Schweizer Geheimdienst-Chef warnt vor radikalisierten Teenies
Die Schweiz hat überdurchschnittlich viele Fälle von radikalisierten Jugendlichen, sagt NDB-Chef Christian Dussey. Der Geheimdienst brauche mehr Personal.
Das Wichtigste in Kürze
- Laut dem NDB-Chef Christian Dussey ist die Sicherheitslage in der Schweiz angespannt.
- Die Zahl radikalisierter Teenies nimmt ebenso zu wie ausländische Spionageaktivitäten.
- Das Personal des Geheimdienstes sei entsprechend am Limit – es brauche mehr Leute.
Der Chef des Geheimdienstes in der Schweiz, Christian Dussey, hat vor einer wachsenden Zahl jugendlicher Jihadisten gewarnt. Zudem hat er mehr Personal für den Nachrichtendienst des Bundes (NDB) gefordert.
Wie Christian Dussey gegenüber den «Tamedia»-Zeitungen erklärt, hat sich die Terrorgefahr seit mehreren Jahren erhöht. In der Schweiz und in Europa habe es allein in den vergangenen Wochen mehrere Verhaftungen gegeben. Oft handle es sich um sehr, sehr junge Personen – meistens seien sie noch minderjährig.
IS hat Propagandakampagne gestartet
«Wir stellen fest, dass sich das Problem in den letzten Monaten weiter akzentuiert hat», so Dussey. Er fügte hinzu: «In der Schweiz haben wir überdurchschnittlich viele Fälle von radikalisierten Jugendlichen im Vergleich mit anderen europäischen Staaten.»
Für die Zunahme der Radikalisierungen von Jugendlichen in Europa gibt es einen Grund. Laut Dussey liegt es daran, dass der Islamische Staat Anfang des Jahres eine Propagandakampagne gestartet habe. Er habe direkt dazu aufgerufen, Attentate in Europa zu begehen.
Daher sei die Präventionsarbeit in der Schweiz zentral. «Wir vom NDB kommen beim Kampf gegen Radikalisierung erst ganz am Schluss.
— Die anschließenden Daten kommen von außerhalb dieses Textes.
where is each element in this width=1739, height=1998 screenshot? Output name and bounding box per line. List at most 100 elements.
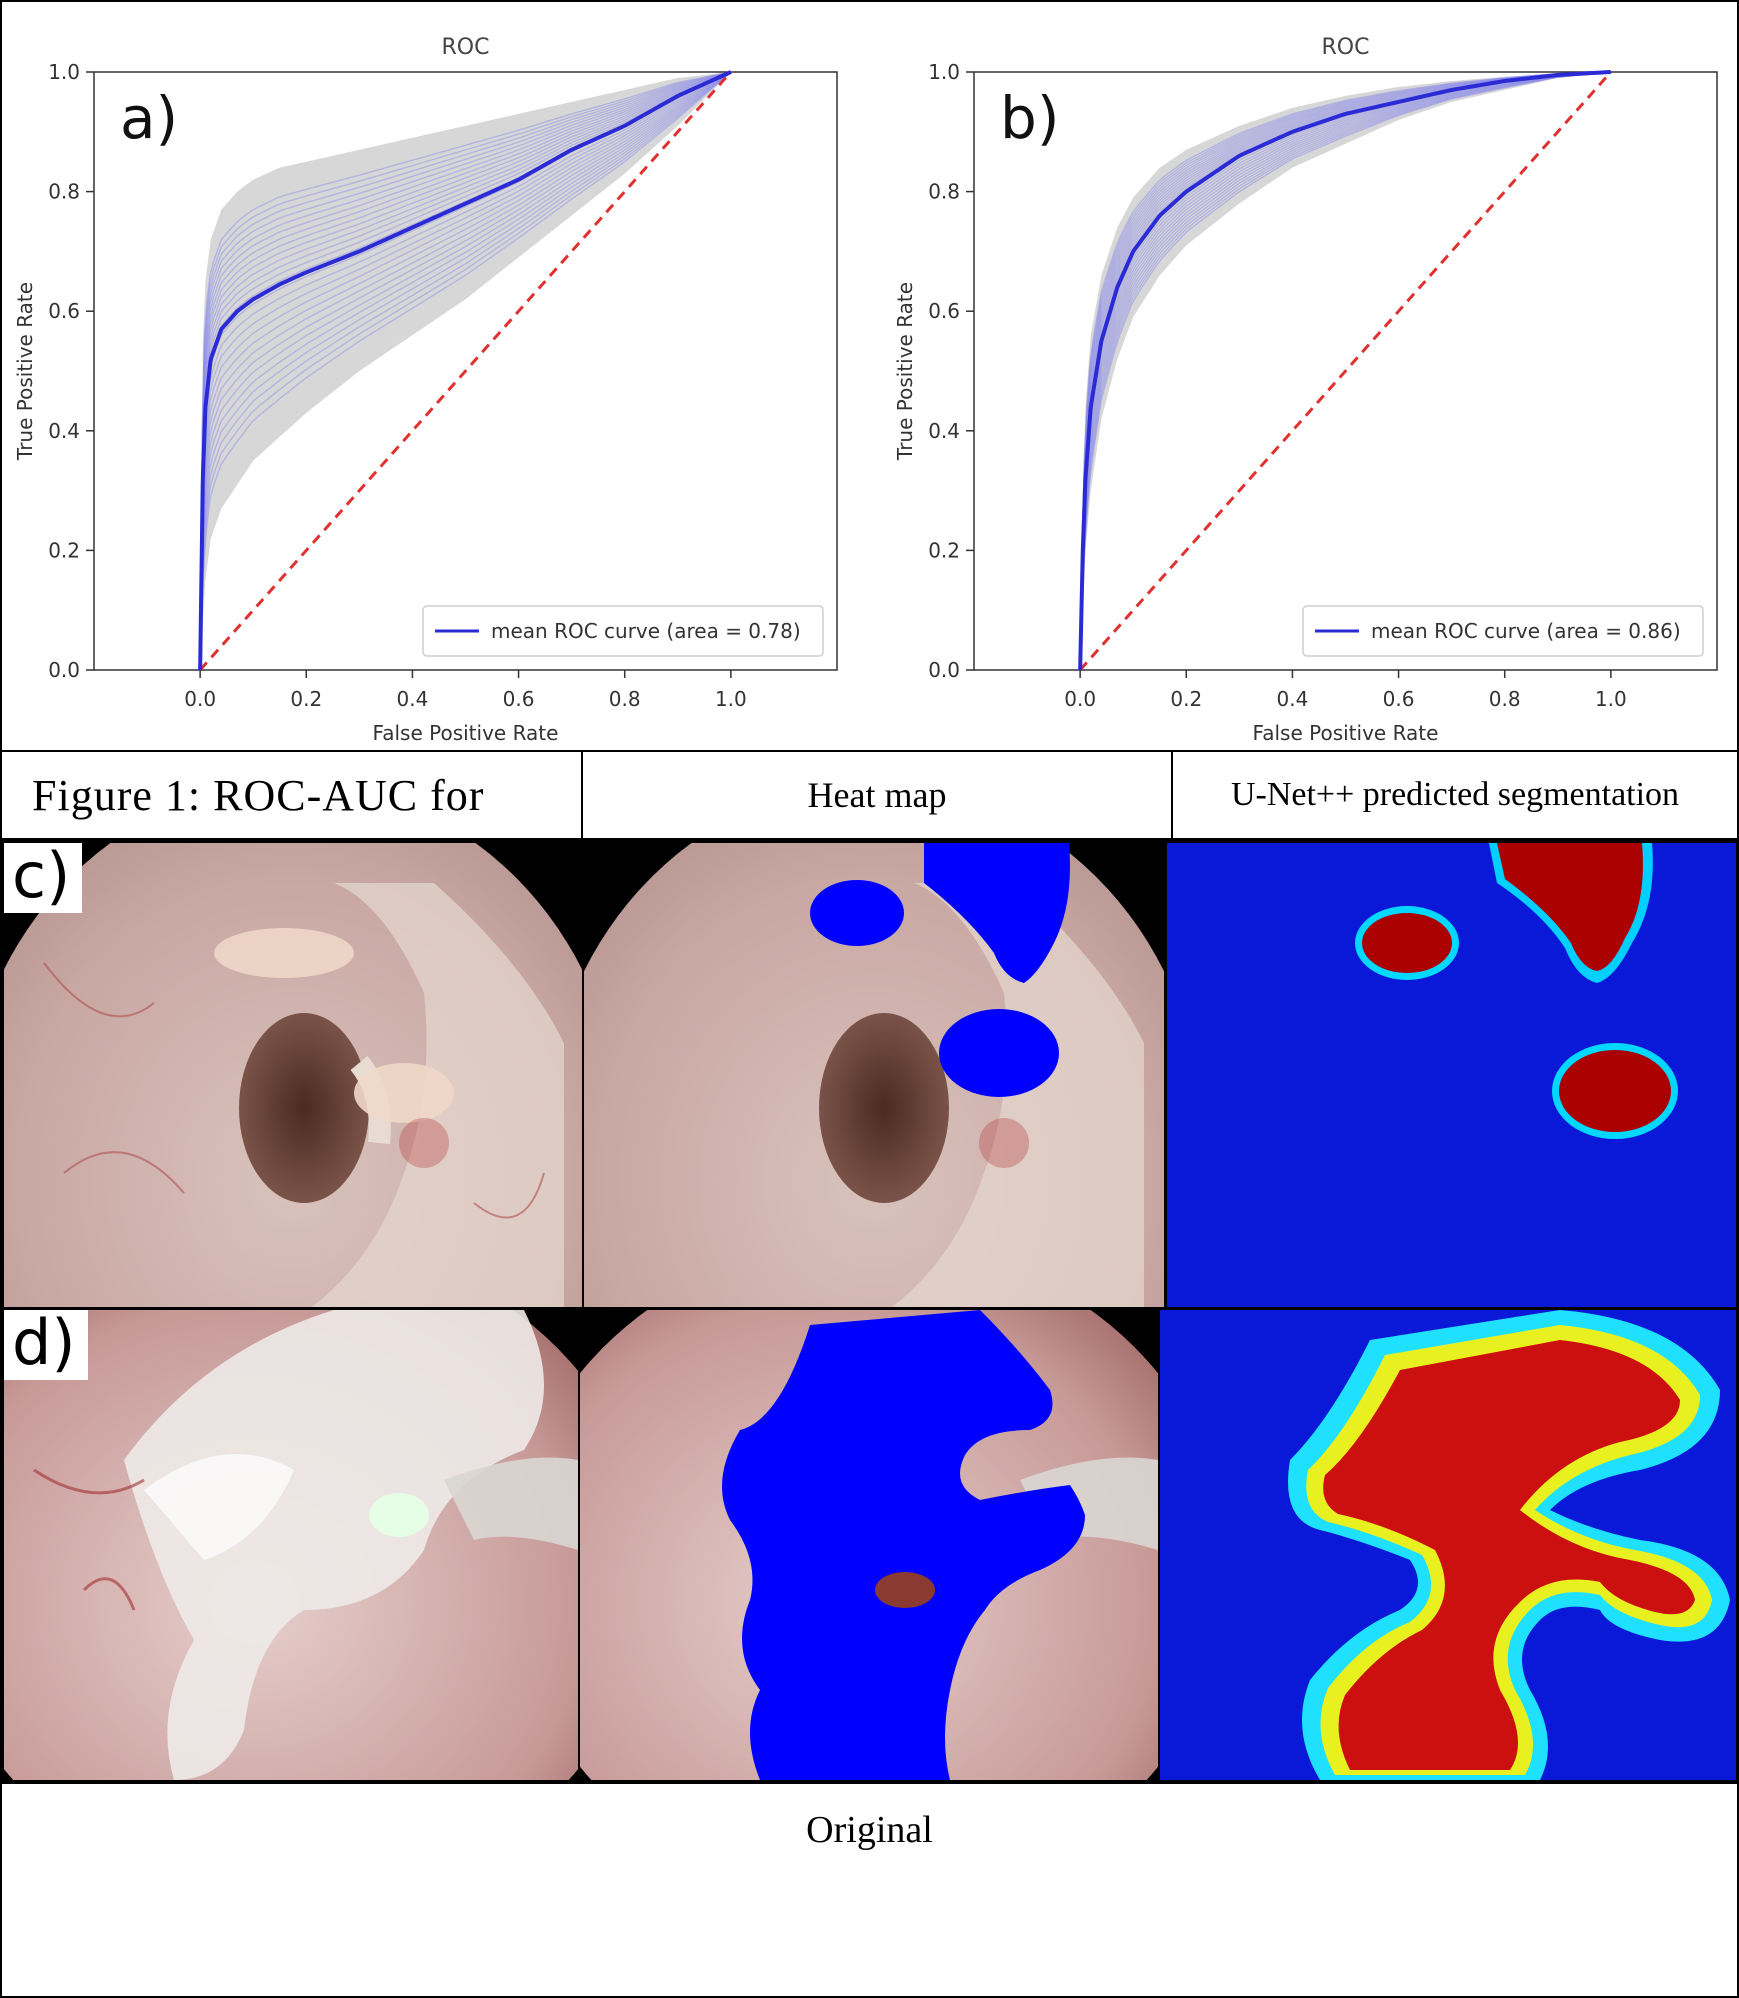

Die Schulen, die Sportvereine, die Familien – sie alle können dabei helfen, festzustellen, wenn sich ein Jugendlicher radikalisiert.» So könne der Prozess früh genug gestoppt werden.
Spionage-Aktivitäten nehmen ebenfalls zu
Im Interview erklärte Dussey zudem, dass seine Mitarbeiterinnen und Mitarbeiter wegen der steigenden Arbeitslast ausgelaugt seinen. «Das Personal ist müde. Seit zweieinhalb Jahren herrscht Krieg in der Ukraine. Und seit Anfang des Jahres haben wir eine neue Dynamik der terroristischen Bedrohung», sagte er.
Zudem habe sich die Fähigkeit verschlechtert, Sicherheitsbedrohungen für die Schweiz und für ihre Bewohner zu erkennen und zu verhindern. Der Geheimdienstchef erklärte auch, dass der von Russland geführte hybride Krieg die Schweiz ebenfalls betreffe. Etwa in Form von aggressiver russischer Spionage und Cyberattacken.
Doch nicht nur aus Russland gebe es solche Aktivitäten, sagt Dussey. Auch die chinesische Spionage könnte laut dem NDB-Boss in den kommenden Jahren zunehmen.
Ein solcher Anstieg der Fälle sei «sehr wahrscheinlich». Denn mit dem Aufstieg Chinas würden dessen Dienste an Bedeutung gewinnen. Personell und finanziell seien sie «entsprechend ausgestattet».
«Einfachere Weltlage» wäre Dussey lieber als NDB-Ausbau
Die Sicherheit der Schweiz sei garantiert, sagte der Geheimdienstchef, jedoch hätten die meisten europäischen Nachrichtendienste massiv ausgebaut. Wie viel zusätzliches Personal der NDB wirklich benötigt, hat Dussey nicht direkt sagen wollen. Er verwies lediglich darauf, dass es dazu konkrete Diskussionen innerhalb des Departements gebe.
Zwar ist laut «Tamedia» kaum eine Verwaltungseinheit so stark gewachsen wie der NDB. Dazu sagt Dussey: «Mir wäre es lieber, wenn wir nicht mehr Leute bräuchten – und eine einfachere Weltlage hätten.»